The survey, now in its 10th year, covers gate fees charged to local authorities in the UK for a range of municipal waste recycling, recovery, treatment and disposal options.
While fees for MRFs, anaerobic digestion (AD) and energy-from-waste (EfW) fell, in-vessel composting (IVC) and wood waste gate fees remained stable.
The median non-hazardous landfill gate fee (including landfill tax) reported by councils is £107 per tonne compared with £102 per tonne in 2015. WRAP says feedback from local authority officers and waste contractors suggest that a lack of landfill capacity in some regions due to closures could be the reason for this upward trend.

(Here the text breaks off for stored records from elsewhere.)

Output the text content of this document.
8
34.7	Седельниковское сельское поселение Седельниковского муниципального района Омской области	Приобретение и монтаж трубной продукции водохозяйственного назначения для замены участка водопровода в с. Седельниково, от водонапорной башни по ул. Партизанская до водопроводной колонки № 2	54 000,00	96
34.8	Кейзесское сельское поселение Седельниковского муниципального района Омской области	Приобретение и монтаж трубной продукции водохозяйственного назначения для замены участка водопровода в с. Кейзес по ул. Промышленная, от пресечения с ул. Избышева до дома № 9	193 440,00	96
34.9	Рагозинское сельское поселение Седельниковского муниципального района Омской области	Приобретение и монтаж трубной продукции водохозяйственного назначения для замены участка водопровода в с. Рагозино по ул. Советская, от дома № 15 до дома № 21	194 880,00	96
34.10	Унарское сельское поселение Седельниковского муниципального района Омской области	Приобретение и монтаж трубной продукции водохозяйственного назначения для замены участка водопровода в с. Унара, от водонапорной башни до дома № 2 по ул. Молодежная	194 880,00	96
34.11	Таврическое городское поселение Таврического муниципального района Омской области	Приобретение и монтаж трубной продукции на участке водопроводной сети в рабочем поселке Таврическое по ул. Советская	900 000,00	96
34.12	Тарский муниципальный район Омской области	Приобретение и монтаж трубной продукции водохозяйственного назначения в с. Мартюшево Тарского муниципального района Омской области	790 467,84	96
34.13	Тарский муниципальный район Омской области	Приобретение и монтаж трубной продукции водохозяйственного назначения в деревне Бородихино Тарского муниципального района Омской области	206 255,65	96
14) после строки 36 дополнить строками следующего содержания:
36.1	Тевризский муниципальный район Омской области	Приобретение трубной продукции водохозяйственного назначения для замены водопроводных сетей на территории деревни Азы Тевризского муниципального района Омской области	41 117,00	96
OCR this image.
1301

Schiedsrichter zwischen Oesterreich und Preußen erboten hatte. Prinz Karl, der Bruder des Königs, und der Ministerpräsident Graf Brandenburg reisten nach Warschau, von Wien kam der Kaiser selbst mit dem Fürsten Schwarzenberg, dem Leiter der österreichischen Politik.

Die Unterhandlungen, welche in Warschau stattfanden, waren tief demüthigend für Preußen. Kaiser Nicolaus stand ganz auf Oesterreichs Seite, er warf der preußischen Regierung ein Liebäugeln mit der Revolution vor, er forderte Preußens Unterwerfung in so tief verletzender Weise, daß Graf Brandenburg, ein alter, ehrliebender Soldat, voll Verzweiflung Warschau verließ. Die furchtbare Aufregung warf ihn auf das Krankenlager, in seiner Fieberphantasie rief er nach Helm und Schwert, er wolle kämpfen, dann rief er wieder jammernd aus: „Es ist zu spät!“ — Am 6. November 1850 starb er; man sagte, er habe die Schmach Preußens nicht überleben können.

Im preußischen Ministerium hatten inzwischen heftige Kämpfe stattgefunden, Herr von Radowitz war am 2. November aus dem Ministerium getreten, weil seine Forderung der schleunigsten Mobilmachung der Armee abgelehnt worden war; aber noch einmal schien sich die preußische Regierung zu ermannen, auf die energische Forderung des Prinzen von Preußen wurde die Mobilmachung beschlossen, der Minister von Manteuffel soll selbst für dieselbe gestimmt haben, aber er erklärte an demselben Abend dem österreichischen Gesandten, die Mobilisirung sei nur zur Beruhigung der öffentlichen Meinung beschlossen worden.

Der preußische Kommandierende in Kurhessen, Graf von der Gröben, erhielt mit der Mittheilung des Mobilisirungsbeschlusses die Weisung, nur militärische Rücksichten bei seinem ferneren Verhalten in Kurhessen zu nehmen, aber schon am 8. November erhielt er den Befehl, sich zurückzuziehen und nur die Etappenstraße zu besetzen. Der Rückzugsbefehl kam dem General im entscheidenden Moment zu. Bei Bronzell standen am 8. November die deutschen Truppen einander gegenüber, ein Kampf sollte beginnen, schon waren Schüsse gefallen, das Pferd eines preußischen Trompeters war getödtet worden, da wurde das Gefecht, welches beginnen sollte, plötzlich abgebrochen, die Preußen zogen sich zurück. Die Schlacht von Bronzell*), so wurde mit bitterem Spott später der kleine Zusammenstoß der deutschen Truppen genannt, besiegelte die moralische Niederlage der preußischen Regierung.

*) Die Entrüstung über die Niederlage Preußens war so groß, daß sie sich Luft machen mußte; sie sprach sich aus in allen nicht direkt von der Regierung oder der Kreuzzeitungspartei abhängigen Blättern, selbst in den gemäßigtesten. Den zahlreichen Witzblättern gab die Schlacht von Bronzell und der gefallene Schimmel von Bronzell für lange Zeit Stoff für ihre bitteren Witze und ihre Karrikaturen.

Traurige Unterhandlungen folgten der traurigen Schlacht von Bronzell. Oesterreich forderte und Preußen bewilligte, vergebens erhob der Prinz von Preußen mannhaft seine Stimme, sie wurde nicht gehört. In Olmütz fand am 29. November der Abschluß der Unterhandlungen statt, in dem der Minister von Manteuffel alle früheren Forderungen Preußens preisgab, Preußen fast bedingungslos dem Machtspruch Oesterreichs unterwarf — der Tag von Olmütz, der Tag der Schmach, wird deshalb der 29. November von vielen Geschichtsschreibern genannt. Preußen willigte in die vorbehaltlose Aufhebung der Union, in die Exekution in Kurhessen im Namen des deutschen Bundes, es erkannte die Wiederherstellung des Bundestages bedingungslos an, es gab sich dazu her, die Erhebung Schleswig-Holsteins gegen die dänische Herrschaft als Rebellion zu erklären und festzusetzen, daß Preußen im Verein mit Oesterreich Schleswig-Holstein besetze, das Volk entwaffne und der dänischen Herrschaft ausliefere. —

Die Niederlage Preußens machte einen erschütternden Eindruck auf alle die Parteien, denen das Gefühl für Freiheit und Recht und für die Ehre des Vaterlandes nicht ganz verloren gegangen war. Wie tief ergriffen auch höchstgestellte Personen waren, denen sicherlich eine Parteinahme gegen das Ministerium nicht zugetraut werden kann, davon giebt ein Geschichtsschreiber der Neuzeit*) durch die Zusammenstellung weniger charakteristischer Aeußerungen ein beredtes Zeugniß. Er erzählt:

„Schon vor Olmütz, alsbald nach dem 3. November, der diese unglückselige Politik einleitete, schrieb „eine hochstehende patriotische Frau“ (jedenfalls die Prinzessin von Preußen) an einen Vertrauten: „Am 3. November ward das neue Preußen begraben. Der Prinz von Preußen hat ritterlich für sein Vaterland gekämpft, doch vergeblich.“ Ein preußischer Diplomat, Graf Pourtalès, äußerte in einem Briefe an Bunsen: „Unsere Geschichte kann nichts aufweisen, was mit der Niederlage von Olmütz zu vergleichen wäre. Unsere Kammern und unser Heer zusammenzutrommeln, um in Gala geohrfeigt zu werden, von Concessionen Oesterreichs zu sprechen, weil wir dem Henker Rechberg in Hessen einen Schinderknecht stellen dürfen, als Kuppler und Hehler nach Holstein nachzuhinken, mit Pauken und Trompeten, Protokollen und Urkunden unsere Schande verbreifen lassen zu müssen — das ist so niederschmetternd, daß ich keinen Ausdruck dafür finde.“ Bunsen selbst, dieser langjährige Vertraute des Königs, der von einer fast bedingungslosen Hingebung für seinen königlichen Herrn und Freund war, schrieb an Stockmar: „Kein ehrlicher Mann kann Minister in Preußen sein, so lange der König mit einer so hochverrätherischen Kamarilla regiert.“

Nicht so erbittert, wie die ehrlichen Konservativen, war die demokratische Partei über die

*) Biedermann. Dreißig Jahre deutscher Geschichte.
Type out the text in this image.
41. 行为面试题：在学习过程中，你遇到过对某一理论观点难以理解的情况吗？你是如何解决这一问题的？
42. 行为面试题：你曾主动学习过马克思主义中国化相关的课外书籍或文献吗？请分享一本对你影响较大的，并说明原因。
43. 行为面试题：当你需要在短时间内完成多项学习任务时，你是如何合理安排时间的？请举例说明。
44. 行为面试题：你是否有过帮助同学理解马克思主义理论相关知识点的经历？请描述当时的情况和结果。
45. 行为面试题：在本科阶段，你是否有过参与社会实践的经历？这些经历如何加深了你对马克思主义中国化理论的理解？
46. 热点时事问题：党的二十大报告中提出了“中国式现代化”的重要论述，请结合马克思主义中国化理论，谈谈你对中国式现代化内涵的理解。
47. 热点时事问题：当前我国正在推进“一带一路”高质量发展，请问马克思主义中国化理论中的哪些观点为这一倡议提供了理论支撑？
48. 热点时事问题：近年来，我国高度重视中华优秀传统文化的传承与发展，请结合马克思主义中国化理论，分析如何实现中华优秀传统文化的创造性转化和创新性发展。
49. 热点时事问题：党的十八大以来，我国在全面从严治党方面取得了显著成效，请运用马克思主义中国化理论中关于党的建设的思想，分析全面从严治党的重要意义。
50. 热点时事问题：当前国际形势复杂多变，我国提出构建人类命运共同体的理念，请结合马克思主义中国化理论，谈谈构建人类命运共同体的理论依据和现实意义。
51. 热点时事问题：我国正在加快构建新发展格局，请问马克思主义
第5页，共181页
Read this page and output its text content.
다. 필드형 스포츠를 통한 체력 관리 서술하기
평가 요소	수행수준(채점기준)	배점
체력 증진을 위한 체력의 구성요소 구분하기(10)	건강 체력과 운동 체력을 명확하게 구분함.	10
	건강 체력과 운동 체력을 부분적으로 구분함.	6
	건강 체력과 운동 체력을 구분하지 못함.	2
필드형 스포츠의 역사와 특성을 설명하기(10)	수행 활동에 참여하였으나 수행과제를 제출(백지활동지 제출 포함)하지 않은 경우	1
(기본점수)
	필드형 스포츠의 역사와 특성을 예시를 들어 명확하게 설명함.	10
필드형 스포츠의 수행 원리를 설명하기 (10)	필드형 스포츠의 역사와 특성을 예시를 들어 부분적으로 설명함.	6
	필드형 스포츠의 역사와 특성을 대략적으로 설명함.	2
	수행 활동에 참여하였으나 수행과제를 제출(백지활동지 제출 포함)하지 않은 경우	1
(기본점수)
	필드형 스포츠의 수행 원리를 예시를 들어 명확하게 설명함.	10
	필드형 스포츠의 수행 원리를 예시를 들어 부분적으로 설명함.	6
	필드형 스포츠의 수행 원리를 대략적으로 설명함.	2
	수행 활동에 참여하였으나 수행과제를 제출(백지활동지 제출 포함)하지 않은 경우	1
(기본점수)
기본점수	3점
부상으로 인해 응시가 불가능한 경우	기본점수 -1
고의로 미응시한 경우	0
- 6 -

The median gate fee paid by local authorities for MRF services fell from £25 per tonne in the previous report to £15 per tonne. The range of MRF fees was wider than other technologies, with some councils saying they received £77 per tonne in income for their materials while others reported paying up to £99 per tonne to their MRF.
Twenty local authorities (21% of those responding) said they either paid no gate fee or received payment from the MRF for their materials compared with 28% in 2015 and 46% the year before.
Gate fees for IVC have remained on a par with previous years at £43 per tonne, while the median AD fee is is notably lower than last year at £29 per tonne compared with £40 per tonne in 2015. Waste operators indicated this could reflect over-capacity in the market, although it varied from region to region.
EfW gate fees decreased from £86 per tonne last year to £83 per tonne, while those for wood waste remained stable at £35 per tonne across the country.